Sunday, January 15, 2012

CERN SUSY: Higgs-Boson result means elegant universe is back on agenda

After a short spell on the rocks, a mathematically elegant view of the universe is back in vogue. 

Recent hints of the Higgs boson at the Large Hadron Collider help explain why we have not seen evidence for the beautiful theory of supersymmetry yet - and point to fresh ways to focus the search.

Supersymmetry, or SUSY, is an extension to the standard model of how particles and forces interact. Via elegant equations, it posits that every fundamental particle - including quarks, electrons, photons and neutrinos - has a heavier, as yet unseen "superpartner" with slightly different properties (see diagram). 

This smooths some embarrassing wrinkles in the standard model. However, not one superpartner has yet shown up at the LHC, the particle smasher at CERN near Geneva, Switzerland, prompting fears that, despite its beauty, SUSY could be wrong.

That changed on 13 December, when LHC physicists reported that they might have found traces of the Higgs boson, the standard-model particle that is thought to give all others mass. The data suggested a mass for the Higgs close to 125 gigaelectronvolts, 133 times that of the proton and too light for a Higgs to survive without a heavier companion particle, which could be a superpartner.

"This is very good news for people who believe in supersymmetry," says Howard Baer of the University of Oklahoma in Norman. 

He's one of several researchers who have calculated what the suspected Higgs mass could mean for SUSY particle, or sparticle, detections at the LHC.

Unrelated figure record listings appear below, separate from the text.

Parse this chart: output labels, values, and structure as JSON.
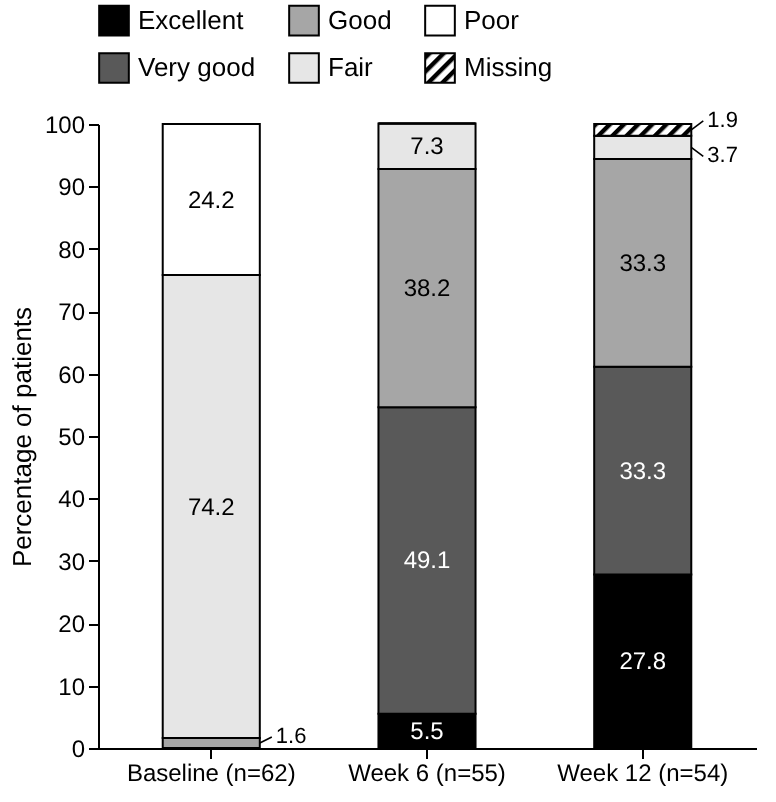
{
  "chart_data": {
    "type": "bar",
    "stacked": true,
    "ylabel": "Percentage of patients",
    "categories": [
      "Baseline (n=62)",
      "Week 6 (n=55)",
      "Week 12 (n=54)"
    ],
    "ylim": [
      0,
      100
    ],
    "yticks": [
      0,
      10,
      20,
      30,
      40,
      50,
      60,
      70,
      80,
      90,
      100
    ],
    "grid": false,
    "legend": "top",
    "series": [
      {
        "name": "Excellent",
        "color": "#000000",
        "values": [
          0,
          5.5,
          27.8
        ],
        "value_labels": [
          null,
          "5.5",
          "27.8"
        ]
      },
      {
        "name": "Very good",
        "color": "#595959",
        "values": [
          0,
          49.1,
          33.3
        ],
        "value_labels": [
          null,
          "49.1",
          "33.3"
        ]
      },
      {
        "name": "Good",
        "color": "#a6a6a6",
        "values": [
          1.6,
          38.2,
          33.3
        ],
        "value_labels": [
          "1.6",
          "38.2",
          "33.3"
        ]
      },
      {
        "name": "Fair",
        "color": "#e6e6e6",
        "values": [
          74.2,
          7.3,
          3.7
        ],
        "value_labels": [
          "74.2",
          "7.3",
          "3.7"
        ]
      },
      {
        "name": "Poor",
        "color": "#ffffff",
        "values": [
          24.2,
          0,
          0
        ],
        "value_labels": [
          "24.2",
          null,
          null
        ]
      },
      {
        "name": "Missing",
        "color": "#000000",
        "values": [
          0,
          0,
          1.9
        ],
        "value_labels": [
          null,
          null,
          "1.9"
        ]
      }
    ]
  }
}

Baer reckons it can explain why sparticles have not yet been seen. Particles get their masses by interacting with the Higgs field; the stronger the interaction, the heavier the particle.

So if the Higgs is confirmed at 125 GeV, which is heavy for SUSY models, many superpartners must be on the heavy side too. 

Baer and colleagues calculated that in several different versions of SUSY, a 125-GeV Higgs means squarks (the SUSY version of quarks) and sleptons (SUSY versions of electrons and neutrinos) must weigh 10,000 GeV or more, far too heavy for the LHC's detectors to find (arxiv.org/abs/1112.3017).

"Even last summer, people thought that squarks might be quite light and around the corner," Baer says. 

"This makes it look like the LHC will have a little bit more difficulty trying to pull out a SUSY signal."
That's not to say the LHC won't find any sparticles, though.

Given the new estimated mass of the Higgs, Baer calculates that the gluino - superpartner to the gluon, which carries the force that holds atomic nuclei together - could be as light as 500 to 1000 GeV.

The LHC is already probing this range, albeit not for gluinos specifically. Light gluinos won't be detected directly, but by the particles they decay into.

Another possible super-quarry is the stop, the superpartner of the top quark. In some models of supersymmetry, there are two stops, one monstrously heavy and another relatively light. 

According to Marcela Carena at Fermilab in Batavia, Illinois, and colleagues, a 125-GeV Higgs could put the light stop between 100 and 130 GeV, easily visible at the LHC (arxiv.org/abs/1112.3336).

Of course, all this assumes that the Higgs signals recur in further experiments. Right now, they do not have the statistical significance to count as a discovery. "I very much hope that what we have seen so far finally ends up being the real Higgs," says Carena.